How MUCH more should we tax the rich? How much more money should the government get to flush down the toilet? Let's see your numbers. Also where should we draw the line as to being rich? With current spending levels will it even make a dent?
Well, actually Obama has answered these questions, save the one about the toilet
From the NYT editorial linked above:
Quote: Americans need to take a close look at what Mr. Obama is calling for: a broad tax reform that raises $1.5 trillion over a decade but allows for lower rates on businesses and individuals by cutting tax breaks and loopholes for special interests, and that restores some fairness to a system in which millionaires and billionaires pay lower tax rates than middle-class families.

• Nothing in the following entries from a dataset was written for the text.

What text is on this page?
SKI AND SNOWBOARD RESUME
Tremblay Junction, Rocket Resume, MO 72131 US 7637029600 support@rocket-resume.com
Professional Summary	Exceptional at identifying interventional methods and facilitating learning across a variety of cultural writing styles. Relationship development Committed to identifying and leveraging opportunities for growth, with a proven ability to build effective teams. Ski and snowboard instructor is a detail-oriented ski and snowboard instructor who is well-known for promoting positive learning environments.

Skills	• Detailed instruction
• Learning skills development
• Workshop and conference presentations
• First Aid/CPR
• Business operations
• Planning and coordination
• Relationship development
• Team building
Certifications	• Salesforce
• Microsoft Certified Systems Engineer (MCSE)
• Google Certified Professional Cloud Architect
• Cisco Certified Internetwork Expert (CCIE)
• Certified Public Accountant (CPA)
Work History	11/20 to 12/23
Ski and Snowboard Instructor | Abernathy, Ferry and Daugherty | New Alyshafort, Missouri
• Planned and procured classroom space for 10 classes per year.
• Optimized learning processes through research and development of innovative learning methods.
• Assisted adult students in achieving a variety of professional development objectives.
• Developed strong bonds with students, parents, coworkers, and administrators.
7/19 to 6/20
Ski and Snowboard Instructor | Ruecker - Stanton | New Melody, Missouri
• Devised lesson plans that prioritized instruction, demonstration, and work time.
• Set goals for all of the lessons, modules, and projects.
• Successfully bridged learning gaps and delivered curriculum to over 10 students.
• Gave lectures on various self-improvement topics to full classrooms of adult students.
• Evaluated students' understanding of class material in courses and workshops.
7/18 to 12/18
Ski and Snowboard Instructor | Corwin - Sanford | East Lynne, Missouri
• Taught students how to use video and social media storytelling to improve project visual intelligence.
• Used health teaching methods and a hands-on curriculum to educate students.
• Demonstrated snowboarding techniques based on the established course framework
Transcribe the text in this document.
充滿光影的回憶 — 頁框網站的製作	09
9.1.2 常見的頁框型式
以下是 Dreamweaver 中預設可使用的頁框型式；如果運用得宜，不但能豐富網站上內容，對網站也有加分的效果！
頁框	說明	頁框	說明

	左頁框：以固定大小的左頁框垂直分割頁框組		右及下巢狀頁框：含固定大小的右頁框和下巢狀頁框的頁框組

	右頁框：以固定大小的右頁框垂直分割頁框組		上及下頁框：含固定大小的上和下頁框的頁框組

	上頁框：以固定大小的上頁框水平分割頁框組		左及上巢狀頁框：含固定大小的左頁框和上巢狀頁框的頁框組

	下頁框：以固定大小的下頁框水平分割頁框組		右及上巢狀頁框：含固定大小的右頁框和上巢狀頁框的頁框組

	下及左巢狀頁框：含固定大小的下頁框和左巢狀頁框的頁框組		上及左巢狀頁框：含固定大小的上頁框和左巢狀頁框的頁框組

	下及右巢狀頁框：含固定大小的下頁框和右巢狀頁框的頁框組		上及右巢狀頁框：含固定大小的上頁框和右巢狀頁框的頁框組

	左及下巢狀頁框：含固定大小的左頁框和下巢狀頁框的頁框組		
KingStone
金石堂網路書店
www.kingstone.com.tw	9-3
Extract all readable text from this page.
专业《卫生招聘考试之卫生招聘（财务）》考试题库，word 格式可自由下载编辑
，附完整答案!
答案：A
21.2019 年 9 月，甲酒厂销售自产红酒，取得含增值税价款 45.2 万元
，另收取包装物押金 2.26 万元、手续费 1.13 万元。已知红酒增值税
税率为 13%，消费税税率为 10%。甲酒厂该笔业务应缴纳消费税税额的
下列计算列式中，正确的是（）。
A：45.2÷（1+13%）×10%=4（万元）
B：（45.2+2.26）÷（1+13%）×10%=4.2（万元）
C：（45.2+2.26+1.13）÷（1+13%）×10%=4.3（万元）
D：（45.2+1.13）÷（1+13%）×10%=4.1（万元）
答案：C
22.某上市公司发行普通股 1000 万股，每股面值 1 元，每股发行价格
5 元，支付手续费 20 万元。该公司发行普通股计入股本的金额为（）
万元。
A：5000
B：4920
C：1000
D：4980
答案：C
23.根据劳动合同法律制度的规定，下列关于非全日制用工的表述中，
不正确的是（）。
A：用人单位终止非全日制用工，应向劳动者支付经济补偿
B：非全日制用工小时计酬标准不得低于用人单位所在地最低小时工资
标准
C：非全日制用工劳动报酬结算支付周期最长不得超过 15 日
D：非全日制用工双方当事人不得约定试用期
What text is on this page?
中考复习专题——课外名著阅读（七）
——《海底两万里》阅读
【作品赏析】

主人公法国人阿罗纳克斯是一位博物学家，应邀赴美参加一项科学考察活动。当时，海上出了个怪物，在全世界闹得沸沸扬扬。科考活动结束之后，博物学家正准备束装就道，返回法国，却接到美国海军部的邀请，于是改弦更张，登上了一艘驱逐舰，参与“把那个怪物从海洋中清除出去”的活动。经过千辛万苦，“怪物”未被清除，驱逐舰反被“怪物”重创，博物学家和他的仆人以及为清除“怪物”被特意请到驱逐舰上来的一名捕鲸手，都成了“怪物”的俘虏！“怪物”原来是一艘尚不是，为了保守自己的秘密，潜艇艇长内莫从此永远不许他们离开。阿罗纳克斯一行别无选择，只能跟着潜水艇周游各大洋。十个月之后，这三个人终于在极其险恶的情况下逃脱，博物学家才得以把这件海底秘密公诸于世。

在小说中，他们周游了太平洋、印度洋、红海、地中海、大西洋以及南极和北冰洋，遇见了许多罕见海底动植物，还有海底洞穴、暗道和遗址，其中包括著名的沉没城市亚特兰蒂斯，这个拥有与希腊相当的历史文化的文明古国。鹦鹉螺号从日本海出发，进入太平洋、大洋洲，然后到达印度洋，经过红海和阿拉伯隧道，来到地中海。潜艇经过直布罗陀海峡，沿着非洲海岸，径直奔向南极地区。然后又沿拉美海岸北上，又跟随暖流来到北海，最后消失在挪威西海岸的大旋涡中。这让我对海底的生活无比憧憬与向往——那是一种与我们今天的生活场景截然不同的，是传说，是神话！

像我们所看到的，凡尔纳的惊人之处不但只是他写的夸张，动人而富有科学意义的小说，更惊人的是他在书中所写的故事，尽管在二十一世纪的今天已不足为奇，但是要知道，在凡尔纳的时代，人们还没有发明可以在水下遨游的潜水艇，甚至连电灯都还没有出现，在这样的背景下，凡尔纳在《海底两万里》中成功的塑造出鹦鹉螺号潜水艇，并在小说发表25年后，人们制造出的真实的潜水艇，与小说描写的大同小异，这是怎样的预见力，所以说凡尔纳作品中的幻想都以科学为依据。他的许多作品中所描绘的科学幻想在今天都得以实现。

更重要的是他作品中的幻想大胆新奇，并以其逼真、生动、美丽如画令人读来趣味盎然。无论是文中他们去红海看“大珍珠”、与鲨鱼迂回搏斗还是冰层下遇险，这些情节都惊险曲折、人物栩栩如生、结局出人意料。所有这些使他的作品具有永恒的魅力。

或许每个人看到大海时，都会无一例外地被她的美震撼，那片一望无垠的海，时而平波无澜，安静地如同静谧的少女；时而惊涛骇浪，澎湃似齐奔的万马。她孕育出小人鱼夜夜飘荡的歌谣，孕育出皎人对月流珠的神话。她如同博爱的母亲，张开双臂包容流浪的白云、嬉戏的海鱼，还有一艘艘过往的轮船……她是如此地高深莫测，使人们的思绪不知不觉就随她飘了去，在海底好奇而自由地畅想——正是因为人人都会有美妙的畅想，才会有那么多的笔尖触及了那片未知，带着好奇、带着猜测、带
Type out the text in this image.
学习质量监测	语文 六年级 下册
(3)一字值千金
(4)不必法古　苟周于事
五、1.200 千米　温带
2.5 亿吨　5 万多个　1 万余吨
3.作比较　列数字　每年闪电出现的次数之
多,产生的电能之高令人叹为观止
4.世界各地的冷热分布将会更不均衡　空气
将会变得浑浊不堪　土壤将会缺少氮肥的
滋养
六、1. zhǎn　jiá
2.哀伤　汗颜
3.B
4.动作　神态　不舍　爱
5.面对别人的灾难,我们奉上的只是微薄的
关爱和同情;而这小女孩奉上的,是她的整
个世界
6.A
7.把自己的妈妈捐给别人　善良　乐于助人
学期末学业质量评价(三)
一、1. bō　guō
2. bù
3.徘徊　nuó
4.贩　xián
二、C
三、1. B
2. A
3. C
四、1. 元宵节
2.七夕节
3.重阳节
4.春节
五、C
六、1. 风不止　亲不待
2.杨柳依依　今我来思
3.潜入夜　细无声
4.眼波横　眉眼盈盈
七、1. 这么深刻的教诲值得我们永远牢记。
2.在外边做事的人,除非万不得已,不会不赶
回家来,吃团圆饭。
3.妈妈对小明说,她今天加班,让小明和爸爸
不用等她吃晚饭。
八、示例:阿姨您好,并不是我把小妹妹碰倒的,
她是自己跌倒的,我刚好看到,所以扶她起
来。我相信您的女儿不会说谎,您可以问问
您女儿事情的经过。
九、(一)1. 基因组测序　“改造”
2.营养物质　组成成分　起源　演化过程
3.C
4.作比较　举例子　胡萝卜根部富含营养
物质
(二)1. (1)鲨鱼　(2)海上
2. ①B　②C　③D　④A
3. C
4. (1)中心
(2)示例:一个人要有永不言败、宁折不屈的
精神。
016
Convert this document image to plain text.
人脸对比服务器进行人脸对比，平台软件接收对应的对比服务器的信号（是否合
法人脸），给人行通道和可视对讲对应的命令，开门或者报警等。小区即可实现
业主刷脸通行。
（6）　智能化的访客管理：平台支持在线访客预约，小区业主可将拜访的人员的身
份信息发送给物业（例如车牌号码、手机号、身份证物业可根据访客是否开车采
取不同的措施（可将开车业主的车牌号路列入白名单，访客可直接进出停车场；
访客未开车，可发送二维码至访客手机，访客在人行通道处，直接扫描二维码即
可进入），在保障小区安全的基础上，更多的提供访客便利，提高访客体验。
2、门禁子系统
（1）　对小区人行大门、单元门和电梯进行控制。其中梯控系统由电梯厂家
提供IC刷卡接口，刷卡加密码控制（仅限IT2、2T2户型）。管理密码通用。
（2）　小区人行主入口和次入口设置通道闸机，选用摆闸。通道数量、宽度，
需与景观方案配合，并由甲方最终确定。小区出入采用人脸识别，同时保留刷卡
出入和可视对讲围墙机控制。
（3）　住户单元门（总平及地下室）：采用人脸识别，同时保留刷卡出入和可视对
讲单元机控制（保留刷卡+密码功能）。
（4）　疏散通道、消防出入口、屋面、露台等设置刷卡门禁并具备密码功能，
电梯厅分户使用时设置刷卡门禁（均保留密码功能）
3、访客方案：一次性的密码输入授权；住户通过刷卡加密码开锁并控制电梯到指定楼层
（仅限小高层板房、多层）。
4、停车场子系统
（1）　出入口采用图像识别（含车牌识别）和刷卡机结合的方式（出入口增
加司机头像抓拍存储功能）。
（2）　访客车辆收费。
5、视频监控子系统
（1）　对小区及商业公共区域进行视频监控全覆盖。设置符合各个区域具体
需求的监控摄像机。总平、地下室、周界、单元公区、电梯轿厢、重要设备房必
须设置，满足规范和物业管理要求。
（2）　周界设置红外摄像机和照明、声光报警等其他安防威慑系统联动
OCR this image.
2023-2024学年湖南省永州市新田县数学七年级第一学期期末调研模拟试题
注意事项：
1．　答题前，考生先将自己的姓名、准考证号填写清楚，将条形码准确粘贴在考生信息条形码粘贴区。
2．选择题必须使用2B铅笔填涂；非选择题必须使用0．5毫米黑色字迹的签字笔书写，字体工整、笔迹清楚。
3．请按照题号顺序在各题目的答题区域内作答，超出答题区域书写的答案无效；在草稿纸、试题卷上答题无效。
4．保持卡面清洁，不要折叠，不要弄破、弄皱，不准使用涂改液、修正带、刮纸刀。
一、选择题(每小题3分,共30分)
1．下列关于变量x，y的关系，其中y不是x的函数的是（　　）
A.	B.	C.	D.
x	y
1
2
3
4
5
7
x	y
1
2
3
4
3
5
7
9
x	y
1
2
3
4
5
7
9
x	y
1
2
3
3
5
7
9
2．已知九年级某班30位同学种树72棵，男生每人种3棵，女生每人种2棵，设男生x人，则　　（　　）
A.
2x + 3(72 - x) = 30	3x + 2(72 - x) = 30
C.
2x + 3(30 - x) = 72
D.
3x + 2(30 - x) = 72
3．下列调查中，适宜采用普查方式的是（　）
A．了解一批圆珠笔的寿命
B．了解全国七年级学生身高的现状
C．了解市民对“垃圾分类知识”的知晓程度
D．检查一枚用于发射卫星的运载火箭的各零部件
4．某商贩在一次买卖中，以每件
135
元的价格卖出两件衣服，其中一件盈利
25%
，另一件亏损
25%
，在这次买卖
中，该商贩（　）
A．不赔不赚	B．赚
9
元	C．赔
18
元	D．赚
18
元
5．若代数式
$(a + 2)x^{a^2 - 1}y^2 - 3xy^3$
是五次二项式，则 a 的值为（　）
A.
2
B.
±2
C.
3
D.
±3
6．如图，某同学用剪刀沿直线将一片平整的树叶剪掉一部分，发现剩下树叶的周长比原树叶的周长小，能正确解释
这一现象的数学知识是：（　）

Quote: The Obama plan would allow the Bush tax cuts for the wealthiest Americans — individuals earning more than $200,000 a year and households earning more than $250,000 — to expire at the end of 2012. That would restore the top two marginal tax rates to 36 percent and 39.6 percent, up from 33 percent and 35 percent today. It would also restore the estate tax, which vanished completely in 2010, and raise the capital gains tax on wealthy individuals from 15 percent to 20 percent.
The full Bush-era tax cuts were the single biggest contributor to the deficit over the past decade, reducing revenues by about $1.8 trillion between 2002 and 2009. The White House estimates that Mr. Obama’s plan would raise $866 billion over the next decade, or nearly half of that.
As for the supposed job-killing effects, President Bill Clinton raised tax rates to where Mr. Obama wants to restore them now, and the economy grew faster and added many more jobs during those eight years than it did after President George W. Bush slashed taxes across the board.
...
President Obama has said that tax reform should follow the principle that no household making $1 million or more should pay a smaller share of its income in taxes than a middle-class family. Republicans say this is an act of “class warfare.” But it is clearly unjust to have a tax system that, today, allows 22,000 households earning more than $1 million to pay less than 15 percent of their income in federal income and payroll taxes — less than half of what a middle-class family pays.
Mr. Obama did not specify how he would satisfy the Buffett rule. Allowing the Bush-era tax cuts for the wealthy to expire would go some way in this direction. So would his proposal to require managers of hedge funds, private equity funds and other investment vehicles to pay standard income taxes on their pay, rather than paying at the much lower capital gains rate.
Many wealthy Americans reap bigger gains from their tax deductions — of mortgage payments, charitable contributions and the like — than the middle class. Taxed at the top marginal rate of 35 percent, they get back 35 cents out of every dollar of authorized deductions. Middle-class filers, who pay a marginal rate of 28 percent, get only 28 cents back.
The president’s proposal would cap the benefit at 28 percent for wealthy taxpayers, raising about $410 billion over 10 years, according to the White House. The idea tracks those proposed by Martin Feldstein, Glenn Hubbard and Greg Mankiw, top economic advisers to Presidents Ronald Reagan and George W. Bush.
Mr. Obama is also calling for eliminating unnecessary tax breaks and subsidies for oil companies, the coal industry and others to raise about $300 billion over 10 years. That is drawing fierce criticism from Republicans and some Democrats, eager to shield big campaign donors. These scams need to go.
All of that is pretty clear, and easy to understand.
As for the making a dent bit, it's pretty clear from various independent sources, an increase in revenue makes a very large dent indeed.
But of course, if one doesn't move from the idea that Obama hasn't put out a plan, and that the plan he did not put out doesn't have specifics, and the unspecific plan he didn't put out has no real world, independent, verification... that's pure head in the sand mentality.